Три комнаты на Манхэттене. Стриптиз. Тюрьма. Ноябрь (Сименон) - страница 20

Неужели она сейчас опять заговорит?

И она действительно слегка приоткрыла рот, но для того чтобы тихо, почти шепотом начать петь ту самую песню, которая совсем недавно стала их песней.

И этот простой популярный мотив вдруг преобразился в музыкальное произведение такой силы, что у мужчины выступили на глазах слезы и он почувствовал жар в груди.

Она это знала. Она знала все. Она завораживала его своим пением, своим чуть надтреснутым голосом с серьезными интонациями и намеренно стремилась продлить удовольствие, которое они ощущали оттого, что они вдвоем и отрешены от всего остального мира.

Когда она вдруг замолчала, то в наступившей тишине стали слышны уличные шумы.

Они слушали их с явным изумлением. Потом она повторила значительно тише, чем в первый раз, как если бы она боялась вспугнуть судьбу:

— Тебе хорошо?

Услышал ли он слова, которые она затем произнесла, или же они прозвучали в нем самом?

— Мне никогда в жизни не было так хорошо.

3

Странным было это ощущение. Она говорила. Он был взволнован. Он говорил себе: «Она лжет».

Он был уверен, что она лгала. Возможно, она не придумывала все подряд, хотя он считал ее способной и на это. Ложь получалась из-за некоторых искажений, преувеличений или пропусков.

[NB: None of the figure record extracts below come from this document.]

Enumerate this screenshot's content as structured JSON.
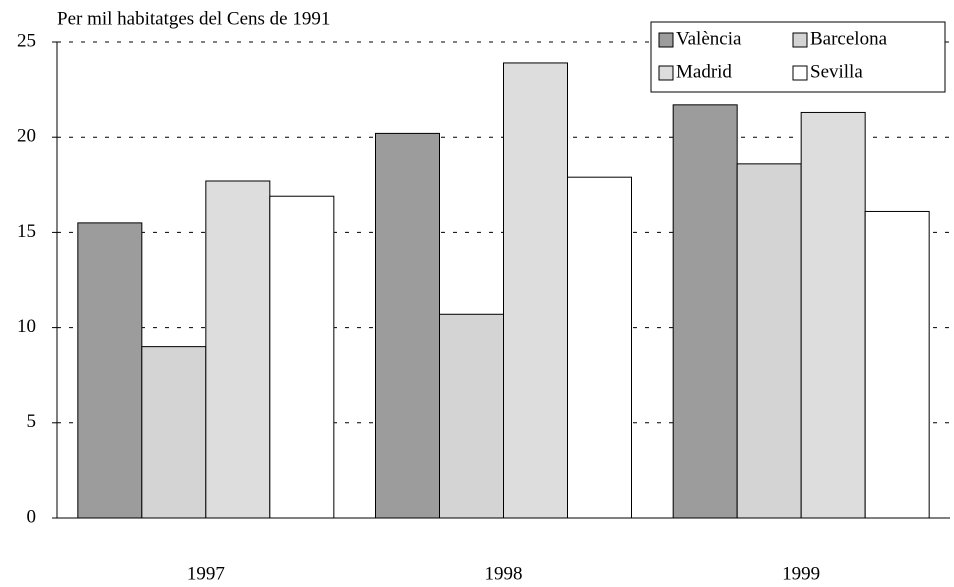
{
  "chart_data": {
    "type": "bar",
    "title": "Per mil habitatges del Cens de 1991",
    "categories": [
      "1997",
      "1998",
      "1999"
    ],
    "series": [
      {
        "name": "València",
        "color": "#9c9c9c",
        "values": [
          15.5,
          20.2,
          21.7
        ]
      },
      {
        "name": "Barcelona",
        "color": "#d4d4d4",
        "values": [
          9.0,
          10.7,
          18.6
        ]
      },
      {
        "name": "Madrid",
        "color": "#dddddd",
        "values": [
          17.7,
          23.9,
          21.3
        ]
      },
      {
        "name": "Sevilla",
        "color": "#ffffff",
        "values": [
          16.9,
          17.9,
          16.1
        ]
      }
    ],
    "ylim": [
      0,
      25
    ],
    "yticks": [
      0,
      5,
      10,
      15,
      20,
      25
    ],
    "grid": true,
    "legend": "top-right"
  }
}
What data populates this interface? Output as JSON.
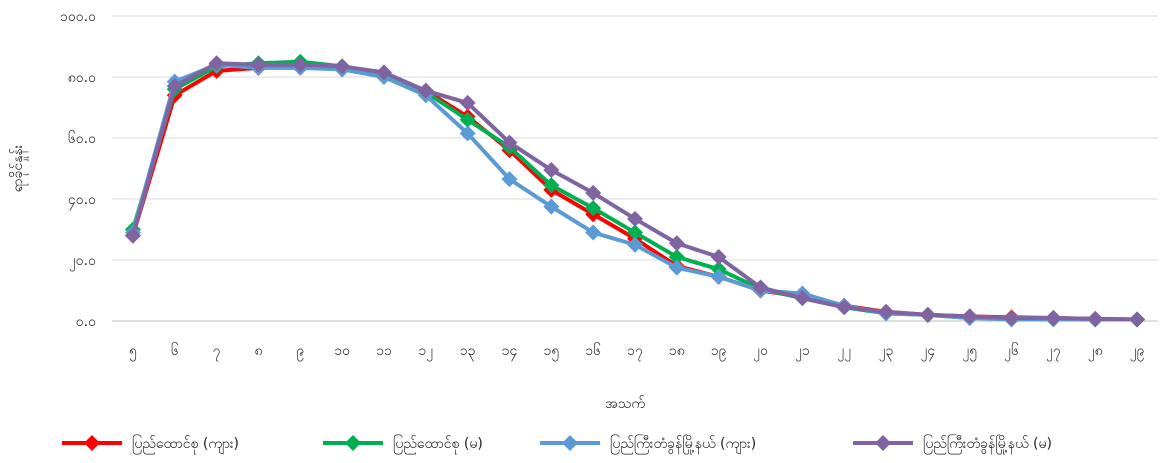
{
  "chart_data": {
    "type": "line",
    "ylabel": "ရာခိုင်နှုန်း",
    "xlabel": "အသက်",
    "ylim": [
      0,
      100
    ],
    "yticks": [
      "၀.၀",
      "၂၀.၀",
      "၄၀.၀",
      "၆၀.၀",
      "၈၀.၀",
      "၁၀၀.၀"
    ],
    "yticks_values": [
      0,
      20,
      40,
      60,
      80,
      100
    ],
    "grid": true,
    "legend_position": "bottom",
    "categories": [
      "၅",
      "၆",
      "၇",
      "၈",
      "၉",
      "၁၀",
      "၁၁",
      "၁၂",
      "၁၃",
      "၁၄",
      "၁၅",
      "၁၆",
      "၁၇",
      "၁၈",
      "၁၉",
      "၂၀",
      "၂၁",
      "၂၂",
      "၂၃",
      "၂၄",
      "၂၅",
      "၂၆",
      "၂၇",
      "၂၈",
      "၂၉"
    ],
    "series": [
      {
        "name": "ပြည်ထောင်စု (ကျား)",
        "color": "#ff0000",
        "values": [
          28.0,
          74.0,
          82.0,
          83.0,
          83.5,
          82.5,
          80.5,
          75.5,
          67.0,
          56.0,
          43.0,
          35.0,
          27.0,
          18.0,
          14.5,
          10.0,
          8.0,
          5.0,
          3.0,
          2.0,
          1.5,
          1.2,
          1.0,
          0.7,
          0.5
        ]
      },
      {
        "name": "ပြည်ထောင်စု (မ)",
        "color": "#00b050",
        "values": [
          30.0,
          76.0,
          83.5,
          84.5,
          85.0,
          83.5,
          81.0,
          75.0,
          66.0,
          57.0,
          44.5,
          37.0,
          29.0,
          21.0,
          17.0,
          10.5,
          7.5,
          4.5,
          2.5,
          2.0,
          1.0,
          1.0,
          1.0,
          0.5,
          0.5
        ]
      },
      {
        "name": "ပြည်ကြီးတံခွန်မြို့နယ် (ကျား)",
        "color": "#5b9bd5",
        "values": [
          29.0,
          78.5,
          84.0,
          83.0,
          83.0,
          82.5,
          80.0,
          74.0,
          61.5,
          46.5,
          37.5,
          29.0,
          25.0,
          17.5,
          14.5,
          10.0,
          9.0,
          5.0,
          2.5,
          2.0,
          1.0,
          0.5,
          0.5,
          0.5,
          0.5
        ]
      },
      {
        "name": "ပြည်ကြီးတံခွန်မြို့နယ် (မ)",
        "color": "#8064a2",
        "values": [
          28.0,
          77.0,
          84.5,
          84.0,
          84.0,
          83.5,
          81.5,
          75.5,
          71.5,
          58.5,
          49.5,
          42.0,
          33.5,
          25.5,
          21.0,
          11.0,
          7.5,
          4.5,
          3.0,
          2.0,
          1.5,
          1.0,
          1.0,
          0.7,
          0.5
        ]
      }
    ]
  }
}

Два-три раза она наливала себе виски. Он больше не одергивал ее, ибо теперь уже знал, что в это время виски ей необходимо. Оно поддерживало ее. И он ясно представил, как она в другие ночи, с другими мужчинами вот так же пьет, чтобы поддержать свое возбуждение, и говорит, говорит без конца своим волнующим, хрипловатым голосом.

Кто знает, не рассказывала ли она им всем абсолютно одно и то же с такой же искренностью?

Самым поразительным было то, что ему было все равно, во всяком случае, он на нее за это не сердился.

Она рассказывала ему о муже. Он был венгр, граф Ларски. Она вышла за него замуж, по ее словам, в девятнадцатилетнем возрасте. И в этом рассказе была ложь или, скорее, полуложь, поскольку она утверждала, что досталась мужу девственницей, и поведала о грубости мужчины в первую брачную ночь, забыв, что сама же совсем недавно говорила о приключении, которое пережила в семнадцать лет.

Он страдал. Но не столько из-за лжи, сколько из-за самих этих историй, из-за образов, которые они вызывали в его сознании. Если он и сердился, то лишь из-за того, что она с бесстыдством, граничащим с вызовом, очерняла себя в его глазах.

Может быть, она так говорила под влиянием алкоголя? Время от времени он мог хладнокровно оценивать ее: «Эта женщина имеет привычку не спать до трех часов ночи, не в состоянии заставить себя лечь. Она испытывает потребность поддерживать во что бы то ни стало свое возбуждение, поэтому пьет, курит, говорит до нервного изнеможения и в конце концов падает в мужские объятия».